In 1999, Clifton was named Federal Way’s director of community and economic development. A year later, he was hired by then Edmonds Mayor Gary Haakenson as community services director, a title that was later expanded to include economic development.

During his time at the City of Edmonds, Clifton was instrumental in the formation of the Edmonds Public Facilities District and Edmonds Downtown Business Improvement District. He served as the city’s project lead for the Edmonds Center for the Arts, Edmonds Crossing Multimodal Project, Sound Transit Edmonds Station, and Fire Station 16. He also helped secure funding to build Edmonds Center for the Arts in addition to other projects and programs.

In 2010, Haakenson resigned to become deputy county executive at Snohomish County, and in 2014 Clifton also joined county government as an executive director and chief of staff. Four years later, in 2018, Clifton moved to Mountlake Terrace to serve as assistant city manager.

Haakenson said that during Clifton’s time in Edmonds, he “became the Swiss army knife” for city staff. “His knowledge of all city issues was broad, and often I asked him to lead major projects,” Haakenson said. “If I was unavailable, he was my backup. He was always calm and collected no matter the stress level. His contributions to my staff and the citizens of Edmonds can’t be overstated. I wish him the best in retirement.”

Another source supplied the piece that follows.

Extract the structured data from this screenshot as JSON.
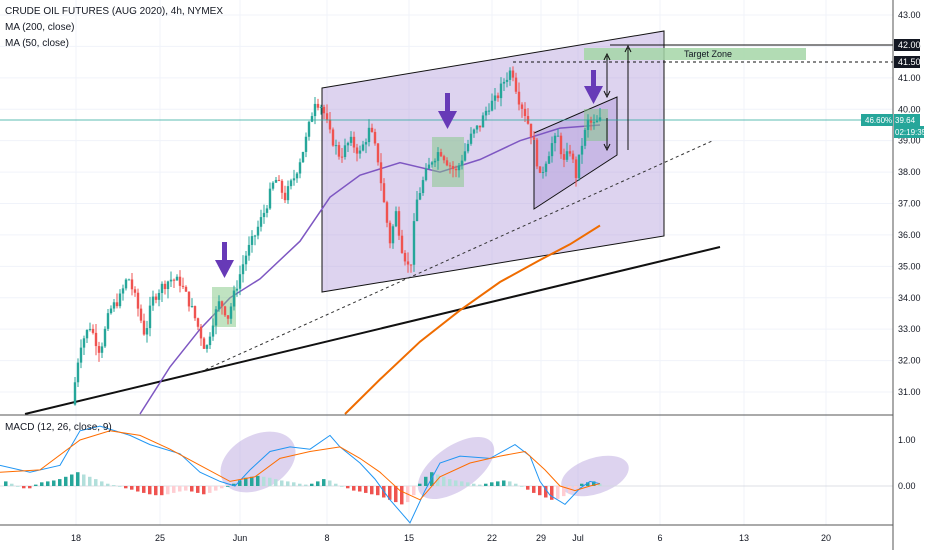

Phil Williams, now serving as Mountlake Terrace’s interim public works director, said he has worked with Clifton for more than 15 years, including time when they were both at the City of Edmonds. “He is the most capable, thorough and compassionate local government employee I have encountered in that time,” Williams said. “He is loyal to both his employer and his coworkers and is highly ethical. He will truly be missed in Mountlake Terrace just as he has been in Snohomish County and Edmonds during a long career in local government.”

Bernadette Taylor-Moses, an administrative assistant in the Mountlake Terrace public works department, noted that Clifton “was at the helm of the new city hall project leading up to and during the height of the pandemic. He took every new twist and turn in stride, working with others to create a wonderful new facility for the staff and community of Mountlake Terrace.

“He’s definitely made a difference within the community and has guided the employees of the City of Mountlake into a new era with his leadership skills,” Taylor-Moses said.

Reflecting on his city government experiences, Clifton expressed his “sincere appreciation for anyone and everyone who takes the time to invest themselves in their community,” whether it’s speaking at city council meetings, volunteering for work parties or running for office.

“That’s what I really enjoy about this job. I like community building, and you can’t do that without the community,” Clifton said. He also praised his co-workers, “who were amazing individuals. I couldn’t have asked for better teammates throughout my career. And the elected officials as well.”

Clifton said he looks forward to traveling, taking time for more creative endeavors and just relaxing after a busy career in government service.